Helping the little guys
The playing field is less even for smaller fleets of 11 or fewer trucks that make up about 90% of all trucking companies. The up-front cost of a battery electric truck (BET) is up to three times the price of a diesel-powered rig. Add to that the cost of a charger, usually installed at a depot. By comparison, diesel fuel is ubiquitous and carries a per-gallon surcharge for freight customers.
Operating costs and maintenance are much lower for battery-electric trucks because they have fewer parts to fail or wear out. A March 2021 study from UCLA’s Lawrence Berkeley National Laboratory and the Center for Environmental Public Policy at UC Berkeley said the falling cost of batteries makes the total cost of ownership 13% below similar diesel models today.
Through the Advanced Clean Truck rule passed in June 2020, California all but requires a transition to electricity.
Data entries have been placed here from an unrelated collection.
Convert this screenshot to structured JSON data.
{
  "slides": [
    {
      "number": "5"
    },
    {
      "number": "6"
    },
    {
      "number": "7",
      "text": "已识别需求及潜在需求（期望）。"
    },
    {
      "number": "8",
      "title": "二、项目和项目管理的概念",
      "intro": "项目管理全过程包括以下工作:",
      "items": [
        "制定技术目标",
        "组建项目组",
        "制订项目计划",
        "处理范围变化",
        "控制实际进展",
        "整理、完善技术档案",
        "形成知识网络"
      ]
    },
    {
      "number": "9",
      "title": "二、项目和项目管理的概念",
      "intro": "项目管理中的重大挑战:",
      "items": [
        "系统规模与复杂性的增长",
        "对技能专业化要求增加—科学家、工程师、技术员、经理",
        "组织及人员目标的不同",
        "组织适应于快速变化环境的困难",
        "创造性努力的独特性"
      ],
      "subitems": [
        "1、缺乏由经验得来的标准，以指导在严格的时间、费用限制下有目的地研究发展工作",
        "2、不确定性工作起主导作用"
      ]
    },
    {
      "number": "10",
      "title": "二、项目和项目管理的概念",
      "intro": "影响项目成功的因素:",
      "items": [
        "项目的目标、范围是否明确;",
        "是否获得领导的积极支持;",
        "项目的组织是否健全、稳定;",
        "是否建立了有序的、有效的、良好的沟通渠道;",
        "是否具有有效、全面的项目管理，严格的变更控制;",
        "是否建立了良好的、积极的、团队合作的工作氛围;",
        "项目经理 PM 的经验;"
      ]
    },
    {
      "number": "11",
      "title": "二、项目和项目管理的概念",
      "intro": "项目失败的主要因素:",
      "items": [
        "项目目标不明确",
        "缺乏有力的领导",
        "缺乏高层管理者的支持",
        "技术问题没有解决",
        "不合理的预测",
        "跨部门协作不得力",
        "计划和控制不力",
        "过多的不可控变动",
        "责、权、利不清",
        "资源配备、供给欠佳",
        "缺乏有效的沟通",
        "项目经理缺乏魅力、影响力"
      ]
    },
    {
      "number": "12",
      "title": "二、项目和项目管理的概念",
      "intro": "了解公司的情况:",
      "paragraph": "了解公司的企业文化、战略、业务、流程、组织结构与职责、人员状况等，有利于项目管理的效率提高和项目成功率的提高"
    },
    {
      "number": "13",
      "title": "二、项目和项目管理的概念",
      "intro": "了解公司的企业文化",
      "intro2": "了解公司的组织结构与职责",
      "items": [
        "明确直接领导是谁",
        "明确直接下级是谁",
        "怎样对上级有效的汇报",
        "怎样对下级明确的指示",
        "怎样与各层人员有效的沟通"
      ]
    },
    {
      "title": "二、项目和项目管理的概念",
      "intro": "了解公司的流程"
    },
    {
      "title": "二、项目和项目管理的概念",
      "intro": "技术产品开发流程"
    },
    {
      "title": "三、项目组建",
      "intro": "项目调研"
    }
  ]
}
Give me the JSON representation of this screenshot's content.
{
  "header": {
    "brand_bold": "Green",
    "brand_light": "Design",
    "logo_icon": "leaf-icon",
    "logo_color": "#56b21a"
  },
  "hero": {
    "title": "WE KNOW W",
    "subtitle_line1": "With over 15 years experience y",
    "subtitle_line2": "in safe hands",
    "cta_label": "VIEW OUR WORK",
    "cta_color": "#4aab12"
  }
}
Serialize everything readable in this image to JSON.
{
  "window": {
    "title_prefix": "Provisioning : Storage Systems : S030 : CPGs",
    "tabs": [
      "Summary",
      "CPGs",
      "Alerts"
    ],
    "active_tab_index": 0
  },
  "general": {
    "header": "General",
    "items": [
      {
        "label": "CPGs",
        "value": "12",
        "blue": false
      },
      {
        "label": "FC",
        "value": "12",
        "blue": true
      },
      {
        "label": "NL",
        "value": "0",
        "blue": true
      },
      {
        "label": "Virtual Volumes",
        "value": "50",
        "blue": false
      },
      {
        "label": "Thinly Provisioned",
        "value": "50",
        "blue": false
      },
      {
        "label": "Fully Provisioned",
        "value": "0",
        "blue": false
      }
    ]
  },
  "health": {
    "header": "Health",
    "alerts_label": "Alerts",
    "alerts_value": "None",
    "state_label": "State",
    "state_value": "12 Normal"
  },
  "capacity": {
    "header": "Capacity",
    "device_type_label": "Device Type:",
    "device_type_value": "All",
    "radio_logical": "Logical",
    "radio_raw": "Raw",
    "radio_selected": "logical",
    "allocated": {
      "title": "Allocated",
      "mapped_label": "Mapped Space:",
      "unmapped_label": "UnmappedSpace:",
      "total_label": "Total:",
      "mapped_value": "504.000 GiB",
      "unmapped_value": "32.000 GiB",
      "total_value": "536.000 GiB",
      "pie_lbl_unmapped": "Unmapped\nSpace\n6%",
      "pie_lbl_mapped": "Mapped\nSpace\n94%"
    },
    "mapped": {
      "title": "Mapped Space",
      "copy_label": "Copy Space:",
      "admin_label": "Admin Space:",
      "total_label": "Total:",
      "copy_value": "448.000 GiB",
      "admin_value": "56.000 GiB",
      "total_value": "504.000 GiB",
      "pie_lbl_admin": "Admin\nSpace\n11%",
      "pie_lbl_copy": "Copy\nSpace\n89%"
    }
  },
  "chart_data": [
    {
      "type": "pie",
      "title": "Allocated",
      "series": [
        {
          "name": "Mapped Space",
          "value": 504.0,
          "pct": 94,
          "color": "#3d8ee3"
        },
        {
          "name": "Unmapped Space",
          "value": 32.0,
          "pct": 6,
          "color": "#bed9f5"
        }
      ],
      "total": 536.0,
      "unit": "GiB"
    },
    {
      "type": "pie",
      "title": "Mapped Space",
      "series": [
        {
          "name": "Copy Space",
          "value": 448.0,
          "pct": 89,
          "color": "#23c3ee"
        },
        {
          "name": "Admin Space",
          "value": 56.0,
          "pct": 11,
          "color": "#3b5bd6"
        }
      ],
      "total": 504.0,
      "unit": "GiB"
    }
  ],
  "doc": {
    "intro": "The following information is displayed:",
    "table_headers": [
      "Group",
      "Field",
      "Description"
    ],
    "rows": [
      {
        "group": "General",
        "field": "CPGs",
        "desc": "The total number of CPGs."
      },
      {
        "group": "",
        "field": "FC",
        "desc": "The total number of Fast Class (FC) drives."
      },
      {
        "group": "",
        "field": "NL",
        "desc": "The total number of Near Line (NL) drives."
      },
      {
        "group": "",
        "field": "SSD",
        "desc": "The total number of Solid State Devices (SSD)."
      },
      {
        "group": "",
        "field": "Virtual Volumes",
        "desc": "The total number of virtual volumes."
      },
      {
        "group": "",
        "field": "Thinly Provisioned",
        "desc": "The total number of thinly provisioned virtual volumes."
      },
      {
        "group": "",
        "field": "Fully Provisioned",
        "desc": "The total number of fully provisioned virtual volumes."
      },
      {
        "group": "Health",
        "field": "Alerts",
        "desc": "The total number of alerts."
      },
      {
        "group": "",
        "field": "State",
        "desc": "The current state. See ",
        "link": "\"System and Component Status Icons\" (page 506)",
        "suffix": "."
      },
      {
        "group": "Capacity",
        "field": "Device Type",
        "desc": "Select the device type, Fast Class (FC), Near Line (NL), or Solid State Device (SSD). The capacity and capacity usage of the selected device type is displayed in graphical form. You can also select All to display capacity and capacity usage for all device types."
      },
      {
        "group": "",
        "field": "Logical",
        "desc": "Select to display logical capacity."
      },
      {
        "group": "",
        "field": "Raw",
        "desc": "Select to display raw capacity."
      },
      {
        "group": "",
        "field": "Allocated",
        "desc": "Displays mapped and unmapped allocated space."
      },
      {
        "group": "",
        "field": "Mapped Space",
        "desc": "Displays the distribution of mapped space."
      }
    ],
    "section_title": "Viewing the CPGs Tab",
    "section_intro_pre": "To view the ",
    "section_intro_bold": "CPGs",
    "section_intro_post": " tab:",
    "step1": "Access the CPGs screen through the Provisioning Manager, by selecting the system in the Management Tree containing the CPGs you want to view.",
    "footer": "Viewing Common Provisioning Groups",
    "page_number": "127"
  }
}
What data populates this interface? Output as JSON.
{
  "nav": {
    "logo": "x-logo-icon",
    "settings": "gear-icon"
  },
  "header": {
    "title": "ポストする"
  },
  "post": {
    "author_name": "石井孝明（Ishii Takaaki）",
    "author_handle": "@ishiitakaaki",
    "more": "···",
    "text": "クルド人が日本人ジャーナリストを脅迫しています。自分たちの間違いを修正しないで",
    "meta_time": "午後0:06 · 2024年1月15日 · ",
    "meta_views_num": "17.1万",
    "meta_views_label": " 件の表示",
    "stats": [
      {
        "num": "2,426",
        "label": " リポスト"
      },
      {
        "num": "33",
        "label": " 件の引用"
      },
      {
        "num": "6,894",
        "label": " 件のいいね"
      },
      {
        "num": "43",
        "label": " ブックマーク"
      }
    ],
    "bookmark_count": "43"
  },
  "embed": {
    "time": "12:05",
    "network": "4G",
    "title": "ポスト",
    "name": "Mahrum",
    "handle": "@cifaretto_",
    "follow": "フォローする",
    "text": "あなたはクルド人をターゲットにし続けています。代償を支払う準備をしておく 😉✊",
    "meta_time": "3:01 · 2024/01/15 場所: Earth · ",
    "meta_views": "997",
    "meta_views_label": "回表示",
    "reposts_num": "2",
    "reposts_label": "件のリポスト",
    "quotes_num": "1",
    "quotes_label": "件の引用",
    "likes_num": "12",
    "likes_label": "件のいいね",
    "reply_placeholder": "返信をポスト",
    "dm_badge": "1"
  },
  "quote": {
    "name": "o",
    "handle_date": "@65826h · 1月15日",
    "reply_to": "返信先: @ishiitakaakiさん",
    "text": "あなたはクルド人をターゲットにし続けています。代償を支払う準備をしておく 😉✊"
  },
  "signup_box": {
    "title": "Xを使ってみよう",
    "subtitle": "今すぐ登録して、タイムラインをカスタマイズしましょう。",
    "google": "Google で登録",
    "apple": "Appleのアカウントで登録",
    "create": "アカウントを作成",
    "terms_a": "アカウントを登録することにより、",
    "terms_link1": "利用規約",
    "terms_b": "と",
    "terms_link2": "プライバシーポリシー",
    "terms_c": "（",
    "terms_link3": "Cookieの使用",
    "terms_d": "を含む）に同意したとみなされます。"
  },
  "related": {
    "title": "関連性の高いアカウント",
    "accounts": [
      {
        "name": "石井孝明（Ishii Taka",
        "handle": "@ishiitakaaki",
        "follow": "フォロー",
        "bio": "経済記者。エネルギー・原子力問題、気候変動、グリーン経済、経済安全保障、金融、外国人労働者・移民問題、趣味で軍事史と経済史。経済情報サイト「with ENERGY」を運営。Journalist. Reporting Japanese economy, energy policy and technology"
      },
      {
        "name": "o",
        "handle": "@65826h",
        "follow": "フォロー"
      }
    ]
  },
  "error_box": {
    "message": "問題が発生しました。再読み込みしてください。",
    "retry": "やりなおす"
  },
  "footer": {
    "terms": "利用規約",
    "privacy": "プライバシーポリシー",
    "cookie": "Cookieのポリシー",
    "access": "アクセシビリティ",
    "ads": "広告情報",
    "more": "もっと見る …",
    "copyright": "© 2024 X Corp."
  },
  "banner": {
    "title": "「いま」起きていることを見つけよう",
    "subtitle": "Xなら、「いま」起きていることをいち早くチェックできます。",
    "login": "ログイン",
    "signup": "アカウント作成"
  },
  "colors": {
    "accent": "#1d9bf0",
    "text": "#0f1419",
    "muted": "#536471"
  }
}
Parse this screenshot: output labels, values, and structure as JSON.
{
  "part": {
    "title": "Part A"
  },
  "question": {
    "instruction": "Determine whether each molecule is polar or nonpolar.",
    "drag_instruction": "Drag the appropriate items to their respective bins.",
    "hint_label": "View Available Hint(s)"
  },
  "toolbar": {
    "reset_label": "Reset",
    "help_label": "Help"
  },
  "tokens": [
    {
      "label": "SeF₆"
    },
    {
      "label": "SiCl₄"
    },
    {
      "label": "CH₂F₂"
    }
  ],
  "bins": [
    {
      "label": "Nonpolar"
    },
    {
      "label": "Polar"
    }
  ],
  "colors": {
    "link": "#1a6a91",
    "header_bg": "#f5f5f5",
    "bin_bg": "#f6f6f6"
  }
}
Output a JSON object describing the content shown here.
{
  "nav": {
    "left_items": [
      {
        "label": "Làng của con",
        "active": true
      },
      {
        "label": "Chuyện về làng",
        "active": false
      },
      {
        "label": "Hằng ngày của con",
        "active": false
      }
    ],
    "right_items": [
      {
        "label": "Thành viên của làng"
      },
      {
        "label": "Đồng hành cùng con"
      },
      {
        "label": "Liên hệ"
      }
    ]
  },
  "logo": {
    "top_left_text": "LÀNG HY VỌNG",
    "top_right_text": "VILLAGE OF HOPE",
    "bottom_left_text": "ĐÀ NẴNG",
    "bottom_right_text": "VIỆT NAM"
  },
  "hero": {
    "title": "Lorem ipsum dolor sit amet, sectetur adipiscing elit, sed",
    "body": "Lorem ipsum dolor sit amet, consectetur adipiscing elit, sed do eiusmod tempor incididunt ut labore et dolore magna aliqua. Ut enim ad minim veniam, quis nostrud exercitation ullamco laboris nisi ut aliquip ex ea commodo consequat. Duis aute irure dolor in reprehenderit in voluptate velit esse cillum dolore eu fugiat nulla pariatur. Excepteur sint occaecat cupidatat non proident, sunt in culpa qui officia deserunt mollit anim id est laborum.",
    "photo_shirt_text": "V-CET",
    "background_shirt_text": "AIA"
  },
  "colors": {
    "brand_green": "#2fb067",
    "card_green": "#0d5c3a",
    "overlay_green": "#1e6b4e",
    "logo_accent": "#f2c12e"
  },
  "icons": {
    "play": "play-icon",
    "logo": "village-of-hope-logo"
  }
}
An increasing percentage of new Class 8 trucks registered in California must have zero tailpipe emissions beginning at 9% in 2024 and rising to 75% by 2035. Fifteen other states are following the Golden State.
BETs or hydrogen-powered fuel cells are the only known ways to get there. A natural gas-electric hybrid called the Hypertruck ERX from startup Hyliion Holdings now due in 2023 could qualify since the battery size has been increased for a longer pure-electric range.
“We definitely want to make HVIP more accessible to small fleets,” said Niki Okuk, who manages HVIP grants for Calstart, a nonprofit dedicated to cleaning up truck transportation through zero-emission technologies.
“But I think what we’re realizing about why maybe these smaller companies have not applied for HVIP vouchers is because they don’t have the staff to really think about this process,” she told FreightWaves.